# elektronischer Druckschalter 230 V -Display



## edi (17 März 2008)

Hallo,

kennt jemand Hersteller von elektronischen Druckschaltern mit Display
die mit 230 V AC versorgt werden und auch 230 V schalten ( Relais oder Triac o.ä ) ?  Druckbereich so von 0....25 bar ( evtl mehr ).
Habe nur etwas bei IFM gefunden , sonst nichts....

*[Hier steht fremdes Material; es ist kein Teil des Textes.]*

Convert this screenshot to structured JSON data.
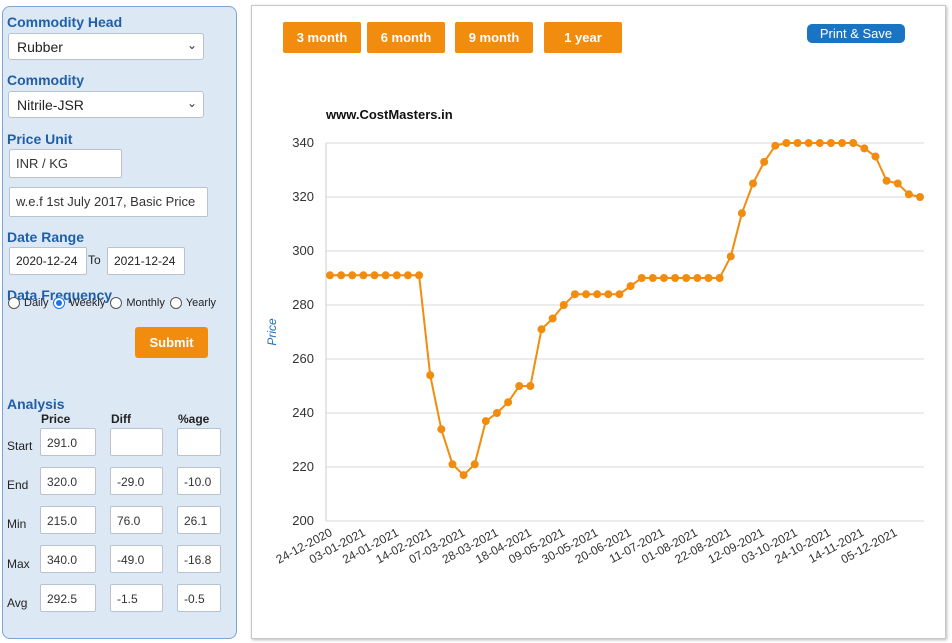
{
  "left": {
    "commodity_head_label": "Commodity Head",
    "commodity_head_value": "Rubber",
    "commodity_label": "Commodity",
    "commodity_value": "Nitrile-JSR",
    "price_unit_label": "Price Unit",
    "price_unit_value": "INR / KG",
    "basis_value": "w.e.f 1st July 2017, Basic Price",
    "date_range_label": "Date Range",
    "date_from": "2020-12-24",
    "date_to_label": "To",
    "date_to": "2021-12-24",
    "frequency_label": "Data Frequency",
    "freq_daily": "Daily",
    "freq_weekly": "Weekly",
    "freq_monthly": "Monthly",
    "freq_yearly": "Yearly",
    "submit_label": "Submit",
    "analysis_label": "Analysis",
    "col_price": "Price",
    "col_diff": "Diff",
    "col_pct": "%age",
    "rows": [
      {
        "label": "Start",
        "price": "291.0",
        "diff": "",
        "pct": ""
      },
      {
        "label": "End",
        "price": "320.0",
        "diff": "-29.0",
        "pct": "-10.0"
      },
      {
        "label": "Min",
        "price": "215.0",
        "diff": "76.0",
        "pct": "26.1"
      },
      {
        "label": "Max",
        "price": "340.0",
        "diff": "-49.0",
        "pct": "-16.8"
      },
      {
        "label": "Avg",
        "price": "292.5",
        "diff": "-1.5",
        "pct": "-0.5"
      }
    ]
  },
  "right": {
    "btn_3m": "3 month",
    "btn_6m": "6 month",
    "btn_9m": "9 month",
    "btn_1y": "1 year",
    "print_label": "Print & Save"
  },
  "chart_data": {
    "type": "line",
    "title": "www.CostMasters.in",
    "ylabel": "Price",
    "xlabel": "",
    "ylim": [
      200,
      340
    ],
    "yticks": [
      200,
      220,
      240,
      260,
      280,
      300,
      320,
      340
    ],
    "xticks": [
      "24-12-2020",
      "03-01-2021",
      "24-01-2021",
      "14-02-2021",
      "07-03-2021",
      "28-03-2021",
      "18-04-2021",
      "09-05-2021",
      "30-05-2021",
      "20-06-2021",
      "11-07-2021",
      "01-08-2021",
      "22-08-2021",
      "12-09-2021",
      "03-10-2021",
      "24-10-2021",
      "14-11-2021",
      "05-12-2021"
    ],
    "color": "#f28c0f",
    "values": [
      291,
      291,
      291,
      291,
      291,
      291,
      291,
      291,
      291,
      254,
      234,
      221,
      217,
      221,
      237,
      240,
      244,
      250,
      250,
      271,
      275,
      280,
      284,
      284,
      284,
      284,
      284,
      287,
      290,
      290,
      290,
      290,
      290,
      290,
      290,
      290,
      298,
      314,
      325,
      333,
      339,
      340,
      340,
      340,
      340,
      340,
      340,
      340,
      338,
      335,
      326,
      325,
      321,
      320
    ]
  }
}
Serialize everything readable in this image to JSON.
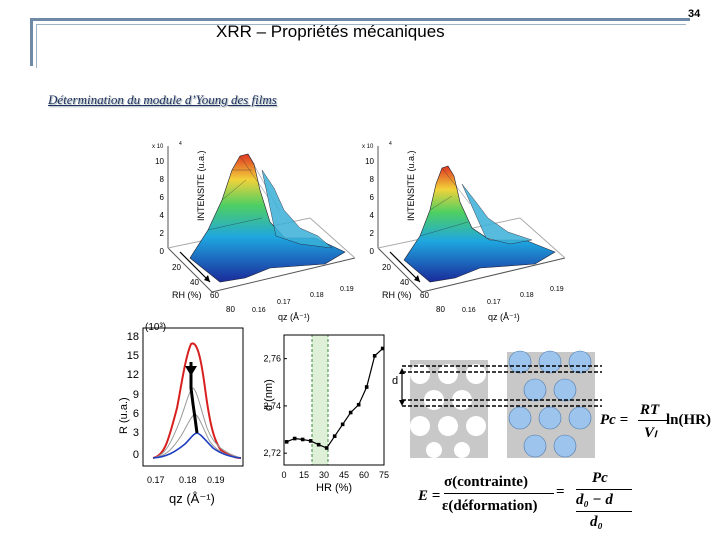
{
  "header": {
    "title": "XRR – Propriétés mécaniques",
    "page_number": "34",
    "subtitle": "Détermination du module d’Young des films"
  },
  "plots3d": [
    {
      "zlabel": "INTENSITE (u.a.)",
      "zscale": "x 10",
      "zexp": "4",
      "zticks": [
        "10",
        "8",
        "6",
        "4",
        "2",
        "0"
      ],
      "rh_label": "RH (%)",
      "rh_ticks": [
        "20",
        "40",
        "60",
        "80"
      ],
      "qz_ticks": [
        "0.16",
        "0.17",
        "0.18",
        "0.19"
      ],
      "qz_label": "qz (Å⁻¹)"
    },
    {
      "zlabel": "INTENSITE (u.a.)",
      "zscale": "x 10",
      "zexp": "4",
      "zticks": [
        "10",
        "8",
        "6",
        "4",
        "2",
        "0"
      ],
      "rh_label": "RH (%)",
      "rh_ticks": [
        "20",
        "40",
        "60",
        "80"
      ],
      "qz_ticks": [
        "0.16",
        "0.17",
        "0.18",
        "0.19"
      ],
      "qz_label": "qz (Å⁻¹)"
    }
  ],
  "reflect_plot": {
    "scale": "(10³)",
    "yticks": [
      "18",
      "15",
      "12",
      "9",
      "6",
      "3",
      "0"
    ],
    "xticks": [
      "0.17",
      "0.18",
      "0.19"
    ],
    "xlabel": "qz (Å⁻¹)",
    "ylabel": "R (u.a.)"
  },
  "chart_data": {
    "type": "scatter",
    "title": "",
    "xlabel": "HR (%)",
    "ylabel": "d (nm)",
    "xlim": [
      0,
      75
    ],
    "ylim": [
      2.715,
      2.77
    ],
    "xticks": [
      "0",
      "15",
      "30",
      "45",
      "60",
      "75"
    ],
    "yticks": [
      "2,72",
      "2,74",
      "2,76"
    ],
    "highlight_band": [
      21,
      33
    ],
    "x": [
      2,
      8,
      14,
      20,
      26,
      32,
      38,
      44,
      50,
      56,
      62,
      68,
      74
    ],
    "y": [
      2.7248,
      2.7262,
      2.7258,
      2.7252,
      2.7236,
      2.7222,
      2.7272,
      2.7322,
      2.7372,
      2.7405,
      2.748,
      2.7612,
      2.7643
    ]
  },
  "schematic": {
    "d_label": "d"
  },
  "formulas": {
    "pc_lhs": "Pc =",
    "pc_num": "RT",
    "pc_den": "Vₗ",
    "pc_fn": "ln(HR)",
    "e_lhs": "E =",
    "e_num": "σ(contrainte)",
    "e_den": "ε(déformation)",
    "e_eq": "=",
    "e_num2": "Pc",
    "e_den2": "d₀ − d",
    "e_den3": "d₀"
  }
}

Umrüstung auf 24 V ist im Moment schlecht möglich....ist aber für später schon geplant..........


----------



## SPS_Psycho (17 März 2008)

*Hallo*

ich habe persönlich mit der firma hydac gute erfahrungen gemacht!!!
top qualität und produkte

http://www.hydac.de/de-de/produkte/sensorik/drucksensoren/druckschalter-elektronisch.html


einfach mal gucken
haben großes angebot und wenn können sie telefonisch dort fragen für speziale wünsche!!!



mfg


----------



## wincc (28 März 2008)

Hallo 

Habe schon Programmierbare Druckschalter der Firma Norgren eingesetzt 

waren recht gut zu bedienen.


----------



## Ludewig (28 März 2008)

Ich habe von Hydac nach ifm gewechselt, so macht jeder seine Erfahrungen.

Auch Turck könnte 230V im Angebot haben.


----------



## WL7001 (30 März 2008)

Falls die Frage noch aktuell ist, JUMO hat so welche auch im Programm.


----------